The powerful Tasman Low has caused ferocious winds that have been whipping up massive waves across the Tasman Sea in the last couple of days.
On Monday night, sensors attached to a satellite passing over the Tasman Sea detected a 400km swathe of winds blowing at more than 50 knots (93 km/h) on the western and southern sides of the low’s centre. Satellite data also showed that wave heights on Tuesday morning reached 9.6 metres near this region of storm force winds.
Image: Satellite-detected wind speeds on Monday night. The wind bards with small triangles on their tails show a huge region of winds blowing at more than 50kt (93km/h). Source: NOAA/NESDIS
Closer to Australia’s east coast, significant wave heights of around six metres were also observed near Eden and Port Kembla on Tuesday and Wednesday morning.

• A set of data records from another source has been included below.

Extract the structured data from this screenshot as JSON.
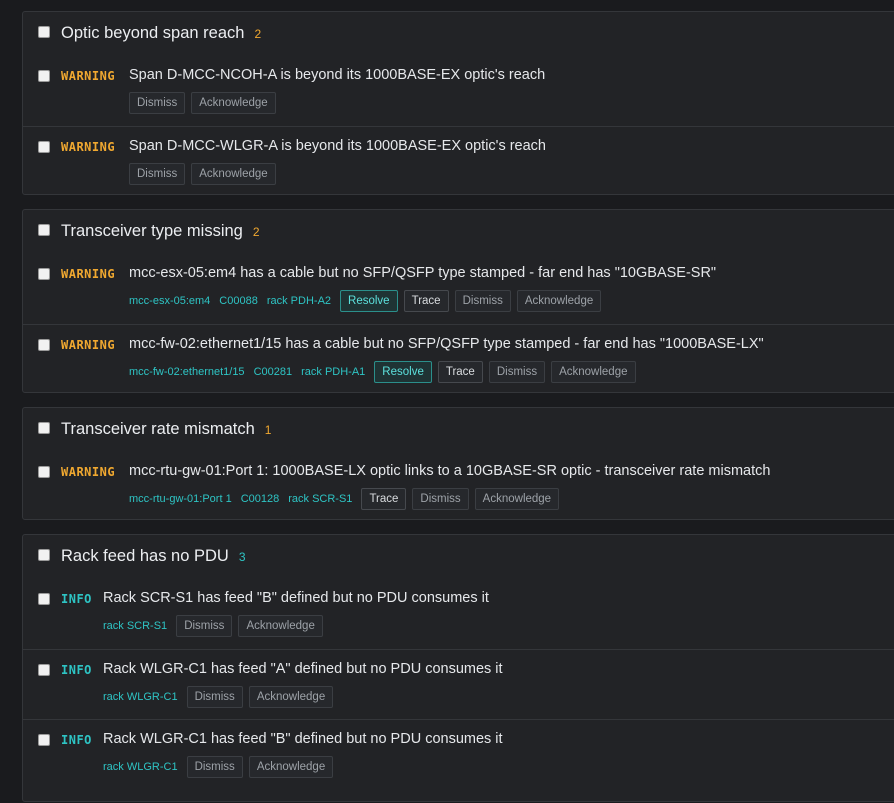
{
  "groups": [
    {
      "title": "Optic beyond span reach",
      "count": "2",
      "items": [
        {
          "severity": "WARNING",
          "message": "Span D-MCC-NCOH-A is beyond its 1000BASE-EX optic's reach",
          "dismiss": "Dismiss",
          "acknowledge": "Acknowledge"
        },
        {
          "severity": "WARNING",
          "message": "Span D-MCC-WLGR-A is beyond its 1000BASE-EX optic's reach",
          "dismiss": "Dismiss",
          "acknowledge": "Acknowledge"
        }
      ]
    },
    {
      "title": "Transceiver type missing",
      "count": "2",
      "items": [
        {
          "severity": "WARNING",
          "message": "mcc-esx-05:em4 has a cable but no SFP/QSFP type stamped - far end has \"10GBASE-SR\"",
          "links": [
            "mcc-esx-05:em4",
            "C00088",
            "rack PDH-A2"
          ],
          "resolve": "Resolve",
          "trace": "Trace",
          "dismiss": "Dismiss",
          "acknowledge": "Acknowledge"
        },
        {
          "severity": "WARNING",
          "message": "mcc-fw-02:ethernet1/15 has a cable but no SFP/QSFP type stamped - far end has \"1000BASE-LX\"",
          "links": [
            "mcc-fw-02:ethernet1/15",
            "C00281",
            "rack PDH-A1"
          ],
          "resolve": "Resolve",
          "trace": "Trace",
          "dismiss": "Dismiss",
          "acknowledge": "Acknowledge"
        }
      ]
    },
    {
      "title": "Transceiver rate mismatch",
      "count": "1",
      "items": [
        {
          "severity": "WARNING",
          "message": "mcc-rtu-gw-01:Port 1: 1000BASE-LX optic links to a 10GBASE-SR optic - transceiver rate mismatch",
          "links": [
            "mcc-rtu-gw-01:Port 1",
            "C00128",
            "rack SCR-S1"
          ],
          "trace": "Trace",
          "dismiss": "Dismiss",
          "acknowledge": "Acknowledge"
        }
      ]
    },
    {
      "title": "Rack feed has no PDU",
      "count": "3",
      "items": [
        {
          "severity": "INFO",
          "message": "Rack SCR-S1 has feed \"B\" defined but no PDU consumes it",
          "links": [
            "rack SCR-S1"
          ],
          "dismiss": "Dismiss",
          "acknowledge": "Acknowledge"
        },
        {
          "severity": "INFO",
          "message": "Rack WLGR-C1 has feed \"A\" defined but no PDU consumes it",
          "links": [
            "rack WLGR-C1"
          ],
          "dismiss": "Dismiss",
          "acknowledge": "Acknowledge"
        },
        {
          "severity": "INFO",
          "message": "Rack WLGR-C1 has feed \"B\" defined but no PDU consumes it",
          "links": [
            "rack WLGR-C1"
          ],
          "dismiss": "Dismiss",
          "acknowledge": "Acknowledge"
        }
      ]
    }
  ],
  "colors": {
    "warning": "#f0a830",
    "info": "#2ec4c4",
    "background": "#1a1b1e",
    "panel": "#222326"
  }
}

These big waves have been causing erosion and damage at some beaches along the NSW coast. In Sydney, Tuesday night’s high tide combined with the pumping surf to cause damage at popular beaches including Bondi and Bronte.
As the sun rose on Wednesday, beachside walkways were covered with sand, walls had been knocked over and the famous Bondi Icebergs pool area had even suffered damage.
Image: A damaged wall at Bronte on Wednesday morning. Source: Krisha Patel
While swell will gradually ease along the NSW coast in the coming days, a hazardous surf warning remains in place on Wednesday for the coast stretching from southern NSW to southeast Qld.